A follow-up experiment was done whereby rats were placed in the jars for several minutes and then saved and returned to their cages. This was done multiple times before giving them the final “sink or swim” test. This time all the rats held on as long as possible and swam on average longer than 60 hours before succumbing to exhaustion and drowning. This illustrated that by giving them hope previously the rats seemed to have the belief that if they chose to hold on they would eventually be saved. Their perseverance would be rewarded. This is the same in the human race and similar psychology is often used whereby people are able to choose a hard road to follow, as long as they have hope. In his book “Adrift: Seventy-six Days lost at Sea”, Steven Callahan describes the choice that made him the longest lasting sole survivor to be adrift in the sea, following his boat capsizing in 1982, 800 miles west of the Canary Islands. “I have overcome almost certain death. I now have a choice: to pilot myself to a new life or to give up and watch myself die. I choose to kick as long as I can”.
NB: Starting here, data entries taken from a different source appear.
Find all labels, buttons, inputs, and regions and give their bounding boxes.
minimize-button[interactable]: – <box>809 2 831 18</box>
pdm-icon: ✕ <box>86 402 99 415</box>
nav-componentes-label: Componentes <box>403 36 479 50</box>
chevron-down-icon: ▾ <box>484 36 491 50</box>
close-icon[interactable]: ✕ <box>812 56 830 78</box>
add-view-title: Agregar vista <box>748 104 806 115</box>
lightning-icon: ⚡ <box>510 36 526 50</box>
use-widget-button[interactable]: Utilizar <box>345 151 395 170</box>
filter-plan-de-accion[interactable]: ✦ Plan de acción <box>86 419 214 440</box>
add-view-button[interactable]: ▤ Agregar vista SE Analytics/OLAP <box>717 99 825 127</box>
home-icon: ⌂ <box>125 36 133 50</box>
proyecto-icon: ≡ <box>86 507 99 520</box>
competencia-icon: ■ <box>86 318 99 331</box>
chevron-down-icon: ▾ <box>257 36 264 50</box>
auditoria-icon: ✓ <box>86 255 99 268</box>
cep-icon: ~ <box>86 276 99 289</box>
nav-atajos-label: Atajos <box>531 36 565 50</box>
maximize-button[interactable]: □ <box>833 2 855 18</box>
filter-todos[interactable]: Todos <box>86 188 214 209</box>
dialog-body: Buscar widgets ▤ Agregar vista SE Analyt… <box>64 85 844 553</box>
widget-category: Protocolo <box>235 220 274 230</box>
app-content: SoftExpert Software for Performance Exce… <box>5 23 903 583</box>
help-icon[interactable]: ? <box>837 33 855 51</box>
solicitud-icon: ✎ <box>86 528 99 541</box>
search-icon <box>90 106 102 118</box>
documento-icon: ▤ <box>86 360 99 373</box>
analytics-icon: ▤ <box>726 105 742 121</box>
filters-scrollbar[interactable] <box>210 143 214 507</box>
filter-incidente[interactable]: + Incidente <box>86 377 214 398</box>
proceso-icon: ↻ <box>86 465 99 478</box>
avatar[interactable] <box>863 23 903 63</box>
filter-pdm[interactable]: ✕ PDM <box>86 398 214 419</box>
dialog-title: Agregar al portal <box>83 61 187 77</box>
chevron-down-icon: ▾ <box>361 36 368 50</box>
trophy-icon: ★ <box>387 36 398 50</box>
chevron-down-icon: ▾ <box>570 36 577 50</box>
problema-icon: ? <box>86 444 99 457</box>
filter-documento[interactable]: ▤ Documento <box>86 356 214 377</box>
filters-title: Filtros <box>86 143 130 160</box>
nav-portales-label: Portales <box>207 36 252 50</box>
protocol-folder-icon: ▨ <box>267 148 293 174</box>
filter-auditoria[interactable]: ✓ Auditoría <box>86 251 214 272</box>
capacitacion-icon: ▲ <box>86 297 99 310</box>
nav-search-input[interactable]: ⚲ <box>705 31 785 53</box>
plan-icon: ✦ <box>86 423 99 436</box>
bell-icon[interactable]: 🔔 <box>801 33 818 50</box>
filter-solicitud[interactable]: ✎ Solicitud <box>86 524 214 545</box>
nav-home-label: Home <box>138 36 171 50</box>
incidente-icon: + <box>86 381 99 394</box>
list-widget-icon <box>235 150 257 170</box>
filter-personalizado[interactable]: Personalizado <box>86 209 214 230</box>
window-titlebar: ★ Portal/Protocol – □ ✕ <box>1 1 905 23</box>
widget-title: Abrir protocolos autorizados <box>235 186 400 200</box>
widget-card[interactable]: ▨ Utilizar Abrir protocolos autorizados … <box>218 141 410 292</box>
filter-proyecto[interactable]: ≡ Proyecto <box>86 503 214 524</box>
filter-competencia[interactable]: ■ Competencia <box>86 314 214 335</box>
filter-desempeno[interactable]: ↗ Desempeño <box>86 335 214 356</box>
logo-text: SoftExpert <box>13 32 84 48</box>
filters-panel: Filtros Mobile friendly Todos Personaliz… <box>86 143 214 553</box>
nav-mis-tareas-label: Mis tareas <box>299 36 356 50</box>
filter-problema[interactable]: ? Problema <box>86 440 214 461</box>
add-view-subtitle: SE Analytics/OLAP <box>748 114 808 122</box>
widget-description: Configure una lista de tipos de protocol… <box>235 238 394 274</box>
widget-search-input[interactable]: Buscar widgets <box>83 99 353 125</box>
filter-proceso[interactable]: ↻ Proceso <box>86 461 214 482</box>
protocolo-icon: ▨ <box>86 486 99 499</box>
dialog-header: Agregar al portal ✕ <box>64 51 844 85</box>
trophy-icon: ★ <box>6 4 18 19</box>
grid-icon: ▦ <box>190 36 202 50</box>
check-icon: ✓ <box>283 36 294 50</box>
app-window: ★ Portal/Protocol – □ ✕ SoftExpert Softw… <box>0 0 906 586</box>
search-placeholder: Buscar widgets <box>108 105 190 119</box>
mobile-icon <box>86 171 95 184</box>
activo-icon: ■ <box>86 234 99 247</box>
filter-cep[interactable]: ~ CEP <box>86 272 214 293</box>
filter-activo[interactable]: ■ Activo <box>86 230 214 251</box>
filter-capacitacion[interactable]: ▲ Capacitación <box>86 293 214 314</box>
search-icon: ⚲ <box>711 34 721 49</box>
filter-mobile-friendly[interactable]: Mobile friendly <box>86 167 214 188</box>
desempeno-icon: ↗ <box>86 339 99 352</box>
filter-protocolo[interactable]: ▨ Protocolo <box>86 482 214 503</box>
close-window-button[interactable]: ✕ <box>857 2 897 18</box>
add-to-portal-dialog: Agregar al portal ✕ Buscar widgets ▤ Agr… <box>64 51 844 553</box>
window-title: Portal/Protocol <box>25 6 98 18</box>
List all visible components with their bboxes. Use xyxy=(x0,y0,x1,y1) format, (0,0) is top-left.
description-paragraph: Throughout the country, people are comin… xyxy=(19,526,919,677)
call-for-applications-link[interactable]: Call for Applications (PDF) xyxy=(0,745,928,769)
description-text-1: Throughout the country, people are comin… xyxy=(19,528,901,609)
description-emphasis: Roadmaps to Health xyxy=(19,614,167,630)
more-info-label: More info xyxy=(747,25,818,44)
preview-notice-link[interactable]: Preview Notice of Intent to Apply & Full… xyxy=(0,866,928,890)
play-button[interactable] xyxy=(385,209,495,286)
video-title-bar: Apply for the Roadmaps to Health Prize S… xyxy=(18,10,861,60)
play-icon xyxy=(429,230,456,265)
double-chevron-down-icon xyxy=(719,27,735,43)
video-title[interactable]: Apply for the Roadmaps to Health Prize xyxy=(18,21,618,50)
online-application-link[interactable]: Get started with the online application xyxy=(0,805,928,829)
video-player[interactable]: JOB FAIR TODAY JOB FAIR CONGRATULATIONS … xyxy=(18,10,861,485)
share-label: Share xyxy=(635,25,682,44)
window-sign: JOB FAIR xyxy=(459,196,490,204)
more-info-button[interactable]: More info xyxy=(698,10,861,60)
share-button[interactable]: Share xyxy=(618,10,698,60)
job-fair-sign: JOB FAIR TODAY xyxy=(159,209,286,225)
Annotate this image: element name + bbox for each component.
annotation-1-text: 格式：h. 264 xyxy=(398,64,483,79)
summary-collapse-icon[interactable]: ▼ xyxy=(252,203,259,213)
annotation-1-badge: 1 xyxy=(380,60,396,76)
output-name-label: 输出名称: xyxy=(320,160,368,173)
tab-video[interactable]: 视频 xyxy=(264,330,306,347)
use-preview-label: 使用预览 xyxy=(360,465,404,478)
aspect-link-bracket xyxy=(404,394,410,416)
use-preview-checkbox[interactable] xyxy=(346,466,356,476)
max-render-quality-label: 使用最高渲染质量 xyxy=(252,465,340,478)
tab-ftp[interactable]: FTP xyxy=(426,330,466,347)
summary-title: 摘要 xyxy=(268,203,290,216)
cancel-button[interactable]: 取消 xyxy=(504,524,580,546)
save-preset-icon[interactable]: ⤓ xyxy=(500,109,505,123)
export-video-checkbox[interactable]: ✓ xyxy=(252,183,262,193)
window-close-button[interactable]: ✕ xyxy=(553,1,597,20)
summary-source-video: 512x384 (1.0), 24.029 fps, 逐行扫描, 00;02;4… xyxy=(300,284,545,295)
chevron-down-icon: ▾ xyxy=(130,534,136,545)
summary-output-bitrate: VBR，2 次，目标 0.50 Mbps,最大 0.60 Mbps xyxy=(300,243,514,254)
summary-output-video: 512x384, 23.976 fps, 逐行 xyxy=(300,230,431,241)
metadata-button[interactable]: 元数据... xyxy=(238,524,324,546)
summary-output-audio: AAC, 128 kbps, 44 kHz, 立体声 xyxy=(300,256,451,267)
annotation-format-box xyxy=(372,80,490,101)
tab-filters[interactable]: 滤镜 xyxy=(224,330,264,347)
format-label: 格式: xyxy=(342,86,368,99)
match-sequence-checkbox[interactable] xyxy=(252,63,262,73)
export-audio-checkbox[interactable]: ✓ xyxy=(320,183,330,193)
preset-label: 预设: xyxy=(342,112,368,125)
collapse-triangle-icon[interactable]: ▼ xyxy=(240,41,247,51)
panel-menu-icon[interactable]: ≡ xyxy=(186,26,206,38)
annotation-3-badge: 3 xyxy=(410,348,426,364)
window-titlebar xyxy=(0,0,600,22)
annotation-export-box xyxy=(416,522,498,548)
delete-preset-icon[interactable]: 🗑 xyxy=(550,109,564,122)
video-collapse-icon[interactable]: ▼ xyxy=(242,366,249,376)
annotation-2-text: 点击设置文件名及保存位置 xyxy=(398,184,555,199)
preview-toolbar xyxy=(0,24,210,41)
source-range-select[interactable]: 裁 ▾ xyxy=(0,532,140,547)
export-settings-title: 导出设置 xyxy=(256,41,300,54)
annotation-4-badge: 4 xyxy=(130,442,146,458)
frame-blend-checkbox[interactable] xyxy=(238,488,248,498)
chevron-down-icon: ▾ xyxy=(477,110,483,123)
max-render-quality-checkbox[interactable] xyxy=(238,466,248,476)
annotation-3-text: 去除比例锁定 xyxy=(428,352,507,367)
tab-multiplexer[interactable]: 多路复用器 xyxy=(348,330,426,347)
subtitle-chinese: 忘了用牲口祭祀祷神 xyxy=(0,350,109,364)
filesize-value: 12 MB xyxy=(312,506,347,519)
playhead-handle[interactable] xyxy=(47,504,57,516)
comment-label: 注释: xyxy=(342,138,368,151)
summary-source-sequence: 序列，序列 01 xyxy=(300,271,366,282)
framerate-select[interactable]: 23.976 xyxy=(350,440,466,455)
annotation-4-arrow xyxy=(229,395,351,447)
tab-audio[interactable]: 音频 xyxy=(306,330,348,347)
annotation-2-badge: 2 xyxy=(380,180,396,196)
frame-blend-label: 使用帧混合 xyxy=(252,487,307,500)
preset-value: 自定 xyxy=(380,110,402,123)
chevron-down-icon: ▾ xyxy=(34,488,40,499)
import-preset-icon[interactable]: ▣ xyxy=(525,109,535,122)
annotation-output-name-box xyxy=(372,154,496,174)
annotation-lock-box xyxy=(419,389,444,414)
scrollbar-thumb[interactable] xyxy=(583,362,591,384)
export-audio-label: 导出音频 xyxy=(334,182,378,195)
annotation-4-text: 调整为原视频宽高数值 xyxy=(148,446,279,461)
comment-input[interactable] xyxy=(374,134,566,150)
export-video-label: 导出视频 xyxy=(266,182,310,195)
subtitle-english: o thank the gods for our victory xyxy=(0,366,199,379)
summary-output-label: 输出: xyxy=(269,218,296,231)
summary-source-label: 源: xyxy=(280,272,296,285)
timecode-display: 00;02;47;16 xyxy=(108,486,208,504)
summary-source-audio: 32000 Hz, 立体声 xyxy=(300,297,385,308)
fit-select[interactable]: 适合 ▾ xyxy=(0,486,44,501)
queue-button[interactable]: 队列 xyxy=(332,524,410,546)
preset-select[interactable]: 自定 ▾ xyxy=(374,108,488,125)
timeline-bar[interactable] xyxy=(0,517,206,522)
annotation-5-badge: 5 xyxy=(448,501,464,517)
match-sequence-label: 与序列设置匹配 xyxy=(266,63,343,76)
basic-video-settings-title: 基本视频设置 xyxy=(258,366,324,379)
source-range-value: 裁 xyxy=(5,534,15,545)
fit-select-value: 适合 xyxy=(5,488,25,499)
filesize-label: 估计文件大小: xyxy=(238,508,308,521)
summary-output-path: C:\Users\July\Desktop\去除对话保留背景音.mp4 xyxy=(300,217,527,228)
In the second experiment, the experience of the rats had taught them that they had some control (however illusory as it was) over the outcome. This presumably lead them to think that a rescue was just around the corner. The rats, like Callahan, seemed to make a choice based on hope.
This reminds me of a quote in Viktor Frankl’s amazing book about surviving Auschwitz, Man’s Search For Meaning: “Everything can be taken from man but one thing: the last of the human freedoms—to choose one’s attitude in any given set of circumstance, to choose one’s own way.”